Third, I could start a non-profit, again. While this would seemingly restore the autonomy of independent research, capacity would still hinge on a legible compatibility with particular counterproductive frames when it comes to fundraising.

Fourth, I could start a for-profit. The key appeal here is that the output responsible for producing legible value need not be exactly the same as the output responsible for advancing this line of work, as in the case of non-profits. There is some degree of freedom to pursue in-house research which is not directly productizable. However, it does bring its own challenges related to simultaneously aligning product to both market needs and this other goal of baking morality into autonomous systems. That said, even if navigating these challenges in the highly volatile market that is AI is non-trivial, the potential upside makes the approach seem promising on-net.

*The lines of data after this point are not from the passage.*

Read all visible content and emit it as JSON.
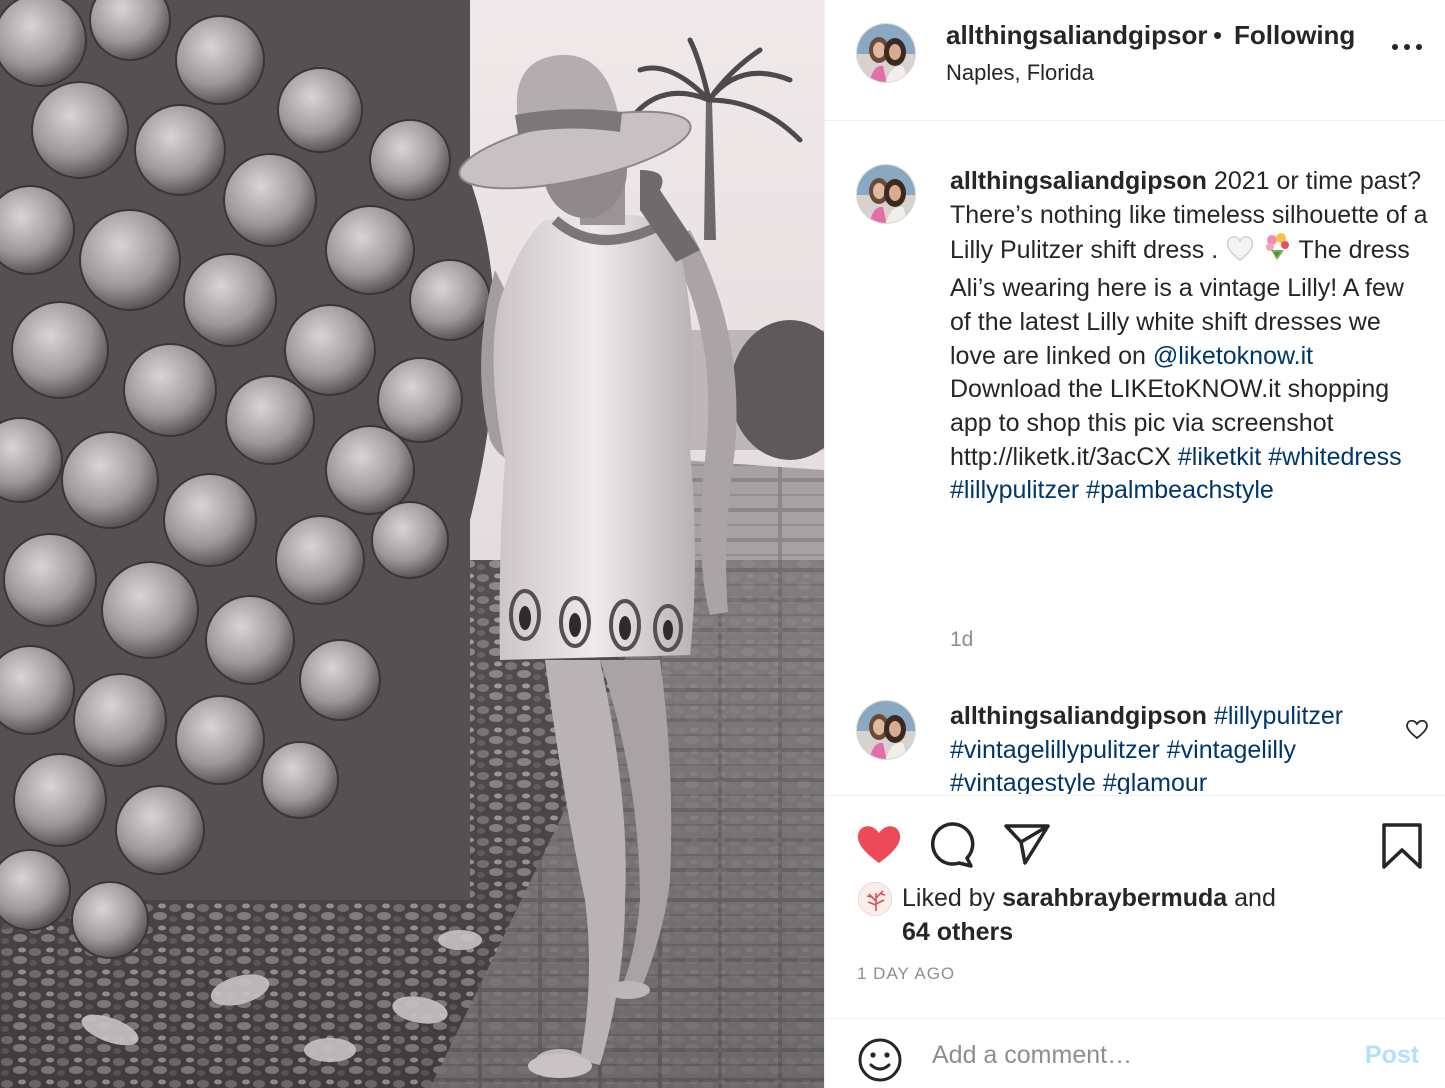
{
  "post": {
    "author": "allthingsaliandgipson",
    "author_truncated": "allthingsaliandgipsor",
    "separator": "•",
    "follow_status": "Following",
    "location": "Naples, Florida"
  },
  "caption": {
    "username": "allthingsaliandgipson",
    "text_1": "2021 or time past?",
    "text_2": "There’s nothing like timeless silhouette of a Lilly Pulitzer shift dress .",
    "text_3": "The dress Ali’s wearing here is a vintage Lilly! A few of the latest Lilly white shift dresses we love are linked on",
    "mention": "@liketoknow.it",
    "text_4": "Download the LIKEtoKNOW.it shopping app to shop this pic via screenshot http://liketk.it/3acCX",
    "hashtags": [
      "#liketkit",
      "#whitedress",
      "#lillypulitzer",
      "#palmbeachstyle"
    ],
    "emojis": [
      "white-heart",
      "bouquet"
    ],
    "time": "1d"
  },
  "comment": {
    "username": "allthingsaliandgipson",
    "hashtags": [
      "#lillypulitzer",
      "#vintagelillypulitzer",
      "#vintagelilly",
      "#vintagestyle",
      "#glamour"
    ]
  },
  "actions": {
    "liked_prefix": "Liked by",
    "liked_user": "sarahbraybermuda",
    "liked_and": "and",
    "liked_others": "64 others",
    "time_ago": "1 DAY AGO",
    "add_comment_placeholder": "Add a comment…",
    "post_label": "Post"
  },
  "colors": {
    "like_red": "#ed4956",
    "link_blue": "#00376b",
    "post_disabled": "#b2dffc",
    "muted": "#8e8e8e"
  },
  "icons": [
    "more-icon",
    "heart-icon",
    "comment-icon",
    "share-icon",
    "bookmark-icon",
    "comment-like-icon",
    "smiley-icon"
  ]
}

And so I take a step back: how could one make work on quantifying specific properties of AI systems commercially sustainable? There seem to be multiple such properties whose attested measurement and management are of near-future interest. This brings us to a theory of change for a commercial project focused on offerings related to tracking and sculpting properties of deployed models.

First, there is a shared focus on reliable evaluation infrastructure. If evaluations are abstracted away as maps between model parameters, activations, gradients, or input-output samples, and numerical values of interest, then different evaluations start having a lot in common. You want measurements with test-retest reliability, guarantees on bounds, efficiency and scalability, results attestation, etc. You want reliable measurements of AI systems, in general. An automated proof of the moral defensibility of a model could end up having a lot in common, conceptually, with one about its adversarial robustness.

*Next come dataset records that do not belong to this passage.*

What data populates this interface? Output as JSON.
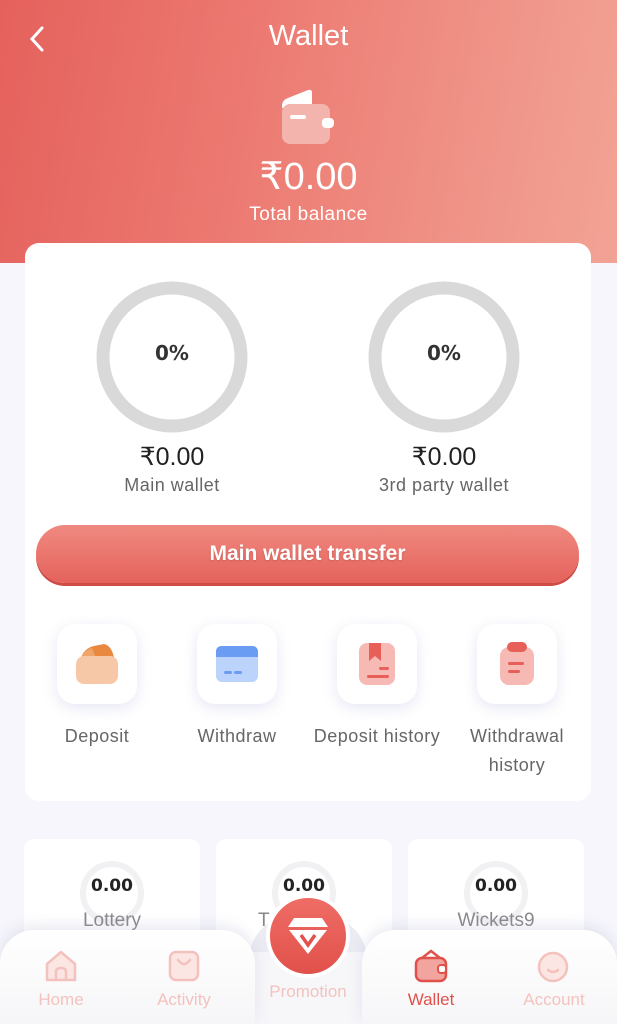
{
  "header": {
    "title": "Wallet",
    "total_amount": "₹0.00",
    "total_label": "Total balance"
  },
  "wallets": [
    {
      "percent": "0%",
      "amount": "₹0.00",
      "label": "Main wallet"
    },
    {
      "percent": "0%",
      "amount": "₹0.00",
      "label": "3rd party wallet"
    }
  ],
  "transfer_button": "Main wallet transfer",
  "actions": [
    {
      "label": "Deposit",
      "icon": "deposit-icon"
    },
    {
      "label": "Withdraw",
      "icon": "withdraw-card-icon"
    },
    {
      "label": "Deposit history",
      "icon": "deposit-history-icon"
    },
    {
      "label": "Withdrawal history",
      "icon": "withdrawal-history-icon"
    }
  ],
  "games": [
    {
      "value": "0.00",
      "name": "Lottery"
    },
    {
      "value": "0.00",
      "name": "T"
    },
    {
      "value": "0.00",
      "name": "Wickets9"
    }
  ],
  "nav": {
    "items": [
      {
        "label": "Home"
      },
      {
        "label": "Activity"
      },
      {
        "label": "Promotion"
      },
      {
        "label": "Wallet"
      },
      {
        "label": "Account"
      }
    ],
    "active": "Wallet"
  },
  "colors": {
    "accent": "#e5615c",
    "nav_inactive": "#f3c2bd",
    "nav_active": "#e0514b"
  }
}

Second, there is a shared focus on distribution of measurement instruments. This involves everything from precedents of coordinating with institutions and AI labs, all the way to having artifacts readily available across the cloud hyperscalers. In other words, meaningful operationalizations need to be made available if they are to end up shaping the developmental psychology of AI systems. Imagine authorities having the capacity for widespread attestation of moral defensibility in friendshored models.

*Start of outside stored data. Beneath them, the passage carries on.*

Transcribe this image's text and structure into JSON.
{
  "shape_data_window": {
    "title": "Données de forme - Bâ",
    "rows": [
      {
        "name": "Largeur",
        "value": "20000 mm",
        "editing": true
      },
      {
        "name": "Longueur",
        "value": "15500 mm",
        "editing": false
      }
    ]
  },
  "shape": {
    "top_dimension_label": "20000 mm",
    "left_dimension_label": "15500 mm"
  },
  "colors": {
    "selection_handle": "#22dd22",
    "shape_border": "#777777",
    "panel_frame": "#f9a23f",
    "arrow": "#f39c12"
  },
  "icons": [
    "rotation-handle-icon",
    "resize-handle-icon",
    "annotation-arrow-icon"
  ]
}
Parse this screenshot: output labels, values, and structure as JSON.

Third, the consumption of legibly useful measurements and auxiliary infrastructure by AI labs, third-party integrators, institutions, etc. could help fund research into these more charged, loaded operationalizations. That said, the tractability and exact shape of the product and market are beyond the scope of this note.

Fourth, even if this direction turns out to not be what ought to be done, there are a number of side effects which might still make it worthwhile. For instance, the management of dual-use capabilities might help mitigate misuse risks. In other words, there appears to be a reasonable amount of defensibility to this course of action even when deferring prioritization on what needs to be done to global priorities research.

There are many other branches left behind in this backward chaining. For instance, effective communication about this line of work might also be high-leverage, as might more actively engaging with proponents of other frames. Alternatively, one might argue that another for-profit angle aligned with reducing moral uncertainty could be automated reasoning more broadly, and so on. Though branches need to be pruned at some point, for better or worse.